I have a set of data, it is the populations of 6 different cell types within liver samples. I want to compare this set of data against another set of properties - genetic features of the patient the sample came from. So for example, there would be three different variations of gene 1, and I need to make a boxplot graph with cell number on the y axis and cell type on the x axis, and each cell type has three boxplots on it, one for each gene variation. I have a script that produces this, but if I want to check how the cell populations compare against gene 2 variations, I have to rewrite the script to replace "gene1" with "gene2".
I would like the script to make graphs for all the genes automatically without me having to rewrite it for each gene. I thought a good way to do this is to make a list of genes, and then a for loop. The for loop would contain my earlier script that works, and for every item in the list it would produce a graph.
Here's what currently works, making them one at a time:
# fetches all data from excel file
Alldata.Table = read_excel("E:/data/datafile.xlsx", sheet = "sheet1")
#selects cell number data, normalizes cell numbers to a reference cell number
celldata.Table.Normalized <- as.data.frame(apply(Alldata.Table[, c(34:39)], 2, function(x) {x/Alldata.Table[,33]}))
colnames(celldata.Table.Normalized) <- colnames(Alldata.Table[, c(34:39)])
celldata.Table.Long <- pivot_longer(cell.Table.Normalized, cols = colnames(celldata.Table.Normalized))
#adds anonymous patient number to cell data, there are 6 cell types so each patient number is repeated 6 times.
#This information doesn't appear on the graph but I used it to check the data was being moved around correctly
#and the cell number results match the patient samples as they do in the original table
celldata.Table.Long$patient <- rep(Alldata.Table$`PatientNo`, each = 6)
#adds gene variant information
celldata.Table.Long$Gene1 <- rep(Alldata.Table$`Gene1`, each = 6)
#makes boxplot
q <- ggplot(celldata.Table.Long, aes(x = name, y = value, fill = Gene1)) +
geom_boxplot()+
xlab("Gene 1 variant")+
ylab("Relative proportions")+
theme_bw()
q + stat_compare_means(aes(group = Gene1), label.y = .5, label="p.signif")
Here's how I tried to add gene variant information with the list and for loop:
genelist <- list("Gene1", "Gene2", "Gene3")

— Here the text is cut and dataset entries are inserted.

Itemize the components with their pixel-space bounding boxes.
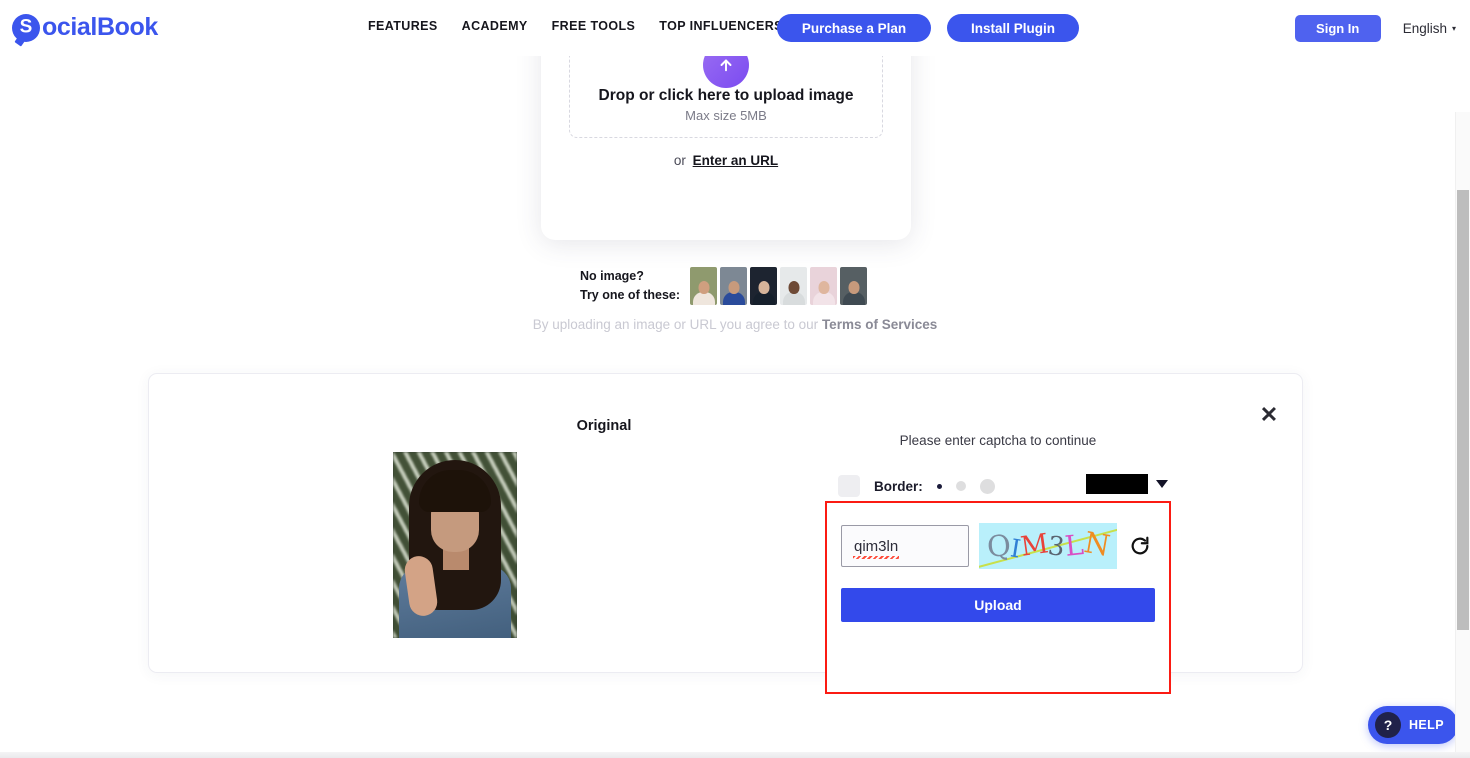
nav-item-academy[interactable]: ACADEMY: [462, 19, 528, 33]
purchase-plan-button[interactable]: Purchase a Plan: [777, 14, 931, 42]
socialbook-logo-icon: [12, 13, 40, 42]
sample-thumbnail-5[interactable]: [810, 267, 838, 306]
sign-in-button[interactable]: Sign In: [1294, 15, 1381, 42]
sample-thumbnail-2[interactable]: [720, 267, 748, 306]
page-bottom-edge: [0, 752, 1470, 758]
sample-images-section: No image? Try one of these:: [580, 267, 868, 306]
captcha-char-1: Q: [985, 527, 1012, 564]
upload-submit-button[interactable]: Upload: [841, 588, 1155, 622]
thumb-face: [698, 281, 710, 295]
captcha-image[interactable]: QIM3LN: [979, 523, 1117, 569]
thumb-face: [758, 281, 770, 295]
sample-thumbnail-6[interactable]: [840, 267, 868, 306]
border-color-select[interactable]: [1086, 474, 1168, 494]
border-size-options: [936, 478, 995, 494]
site-header: ocialBook FEATURES ACADEMY FREE TOOLS TO…: [0, 0, 1470, 56]
or-label: or: [673, 153, 686, 168]
sample-thumbnail-4[interactable]: [780, 267, 808, 306]
upload-card: Drop or click here to upload image Max s…: [541, 56, 911, 240]
sample-label: No image? Try one of these:: [580, 267, 680, 306]
thumb-body: [782, 292, 805, 306]
thumb-body: [812, 292, 835, 306]
captcha-highlight-box: qim3ln QIM3LN Upload: [825, 501, 1171, 694]
border-size-small-dot[interactable]: [936, 483, 942, 489]
border-size-medium-dot[interactable]: [955, 481, 966, 491]
border-controls: Border:: [838, 473, 1168, 499]
header-cta-group: Purchase a Plan Install Plugin: [777, 14, 1079, 42]
captcha-char-6: N: [1081, 524, 1113, 563]
terms-notice: By uploading an image or URL you agree t…: [0, 317, 1470, 332]
dropzone-title: Drop or click here to upload image: [598, 87, 854, 104]
border-size-large-dot[interactable]: [979, 478, 995, 494]
scrollbar-track[interactable]: [1455, 112, 1470, 758]
captcha-heading: Please enter captcha to continue: [899, 433, 1097, 448]
scrollbar-thumb[interactable]: [1457, 190, 1469, 630]
chevron-down-icon: ▾: [1451, 24, 1456, 33]
sample-thumbnail-1[interactable]: [690, 267, 718, 306]
chevron-down-icon: [1156, 480, 1168, 488]
original-photo: [393, 452, 517, 638]
captcha-char-3: M: [1018, 527, 1051, 563]
dropzone[interactable]: Drop or click here to upload image Max s…: [569, 56, 883, 138]
nav-item-features[interactable]: FEATURES: [368, 19, 438, 33]
sample-label-line1: No image?: [580, 269, 644, 283]
border-toggle-swatch[interactable]: [838, 475, 860, 497]
thumb-face: [728, 281, 740, 295]
original-title: Original: [576, 418, 632, 434]
main-nav: FEATURES ACADEMY FREE TOOLS TOP INFLUENC…: [368, 19, 807, 33]
captcha-input-value: qim3ln: [852, 537, 900, 559]
thumb-body: [752, 292, 775, 306]
terms-prefix: By uploading an image or URL you agree t…: [532, 317, 819, 332]
sample-thumbnail-list: [690, 267, 868, 306]
captcha-input[interactable]: qim3ln: [841, 525, 969, 567]
thumb-body: [692, 292, 715, 306]
language-selector[interactable]: English ▾: [1403, 21, 1456, 36]
thumb-body: [722, 292, 745, 306]
border-color-swatch: [1086, 474, 1148, 494]
thumb-face: [818, 281, 830, 295]
thumb-face: [848, 281, 860, 295]
dropzone-subtitle: Max size 5MB: [685, 108, 767, 123]
page-content: Drop or click here to upload image Max s…: [0, 56, 1470, 758]
logo-text: ocialBook: [42, 13, 158, 41]
logo[interactable]: ocialBook: [12, 13, 158, 42]
language-label: English: [1402, 21, 1447, 36]
sample-thumbnail-3[interactable]: [750, 267, 778, 306]
sample-label-line2: Try one of these:: [580, 288, 681, 303]
nav-item-top-influencers[interactable]: TOP INFLUENCERS: [659, 19, 783, 33]
enter-url-link[interactable]: Enter an URL: [693, 153, 779, 168]
install-plugin-button[interactable]: Install Plugin: [947, 14, 1079, 42]
terms-of-services-link[interactable]: Terms of Services: [822, 317, 937, 332]
thumb-body: [842, 292, 865, 306]
refresh-icon[interactable]: [1127, 533, 1153, 559]
close-icon[interactable]: ✕: [1256, 402, 1282, 428]
help-button[interactable]: ? HELP: [1368, 706, 1458, 744]
captcha-input-row: qim3ln QIM3LN: [841, 523, 1153, 569]
help-label: HELP: [1409, 718, 1444, 732]
question-mark-icon: ?: [1375, 712, 1401, 738]
thumb-face: [788, 281, 800, 295]
upload-arrow-icon: [703, 56, 749, 88]
enter-url-row: or Enter an URL: [541, 153, 911, 168]
header-right-group: Sign In English ▾: [1294, 15, 1456, 42]
nav-item-free-tools[interactable]: FREE TOOLS: [552, 19, 636, 33]
border-label: Border:: [874, 478, 923, 494]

for (i in seq_along(genelist)) {
celldata.Table.Long$genelist[i] <- rep(alldata.Table$genelist[i], each = 6)
q <- ggplot(celldata.Table.Long, aes(x = name, y = value, fill = genelist[i])) +
geom_boxplot()+
xlab("Gene variant")+
ylab("Relative proportions")+
theme_bw()
q + stat_compare_means(aes(group = Gene1), label.y = .5, label="p.signif")
}
The first problem is whereas it "$Gene1" is recognised as the column for gene 1, "genelist[1]" is not recognized as that, even though genelist[1] corresponds to "Gene1". (I get the error "Unknown or uninitialised column: genelist
"). I can't find a way to fix this and make it work. If it can be made to work I will try to make the script produce a png of each graph.